To date, the research has identified two promising candidate molecules and has discarded another due to negative impact on bodyweight.
The first, an essential amino acid, is a known stimulator of growth and development in foetal and early life models in other species. When administered in-ovo at day nine, significant changes to the gut of the resultant chicks were observed. This included increases in ileal weight and length at hatch, and the jejunum had an increase in villi number. However, administration before the eggs are placed in the incubator would be easier commercially, so the next phase of the project investigated administering into the albumen at day zero.
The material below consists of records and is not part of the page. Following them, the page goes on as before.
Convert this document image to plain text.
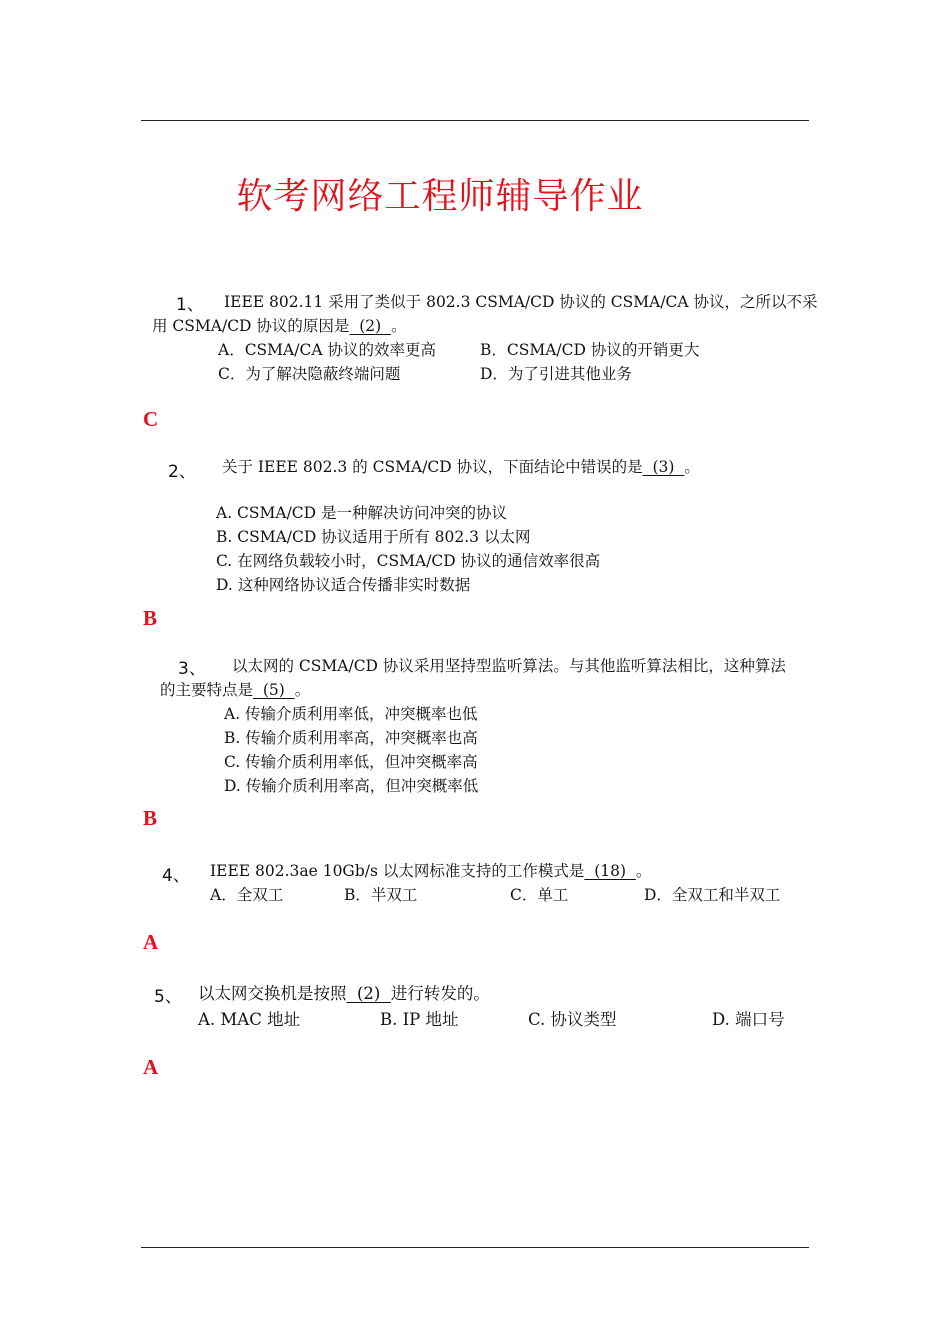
软考网络工程师辅导作业
1、 IEEE 802.11 采用了类似于 802.3 CSMA/CD 协议的 CSMA/CA 协议，之所以不采
用 CSMA/CD 协议的原因是  (2)  。
A．CSMA/CA 协议的效率更高	B．CSMA/CD 协议的开销更大
C．为了解决隐蔽终端问题	D．为了引进其他业务
C
2、 关于 IEEE 802.3 的 CSMA/CD 协议，下面结论中错误的是  (3)  。
A. CSMA/CD 是一种解决访问冲突的协议
B. CSMA/CD 协议适用于所有 802.3 以太网
C. 在网络负载较小时，CSMA/CD 协议的通信效率很高
D. 这种网络协议适合传播非实时数据
B
3、 以太网的 CSMA/CD 协议采用坚持型监听算法。与其他监听算法相比，这种算法
的主要特点是  (5)  。
A. 传输介质利用率低，冲突概率也低
B. 传输介质利用率高，冲突概率也高
C. 传输介质利用率低，但冲突概率高
D. 传输介质利用率高，但冲突概率低
B
4、 IEEE 802.3ae 10Gb/s 以太网标准支持的工作模式是  (18)  。
A．全双工	B．半双工	C．单工	D．全双工和半双工
A
5、 以太网交换机是按照  (2)  进行转发的。
A. MAC 地址	B. IP 地址	C. 协议类型	D. 端口号
A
Earlier administration hoped to target cranial gut development, as well as satisfying industry protocols. Introduction into the albumen at day zero resulted in significant improvements in hatchability, and increased the weight of the liver, gizzard and bursa of Fabricius at day of hatch.
“However, no significant changes were observed in the gut under this regime,” said Professor Hynd.
Further research is required to investigate the feed conversion efficiency of the treated chickens, and the immunological maturity of the gut, especially during the critical first week of life. Even though no significant change in bodyweight was seen, the increase in gizzard and liver weight at hatch could result in a more efficient chicken.
The second promising candidate, a polyamine, has now been scrutinised in a number of experiments.
“The injection of polyamines at day seven in the air cell is achievable, and does not detrimentally impact embryo viability. One in particular shows promise for future in-ovo studies. Indeed, a very small amount (six micromoles) injected into the air cell at embryonic day seven was able to induce remarkable results in day of hatch chickens,” explained Professor Hynd.
Overall, both the total gut length and weight were significantly increased in this treatment group.
Professor Hynd explained: “Histological investigation as to what was causing these gross changes showed consistent trends towards increased villus height and area in each segment of the gut - although not statistically significant in the duodenum and jejunum. The ileum had a significantly greater villi area. The ileal increase in villi surface area coupled with the trend towards increased villi area along the rest of the intestinal tract could explain the significant increase in gross total gut length and weight. Such an increase in villi area would increase surface absorption and digestion ability of the chickens.”
The next step in the research was to investigate the subsequent hatchability, growth and performance of broiler chickens with the administration of this polyamine. Interestingly, noted Professor Hynd, the effect of this polyamine appeared gender-specific.
He said: “Treated female chickens were significantly heavier than control female chickens in weeks three and four. However by weeks five and six, bodyweight was no longer significantly different to the control chickens.”
The increase in growth of the treated females shows promise, as this would improve flock weight uniformity, a current concern within industry.The improvement in growth rate needs to be investigated further with a feed efficiency trial.
From the above results, one can see that Professor Hynd's research project is showing great promise in delivering tools to industry that will increase overall bird efficiency and performance.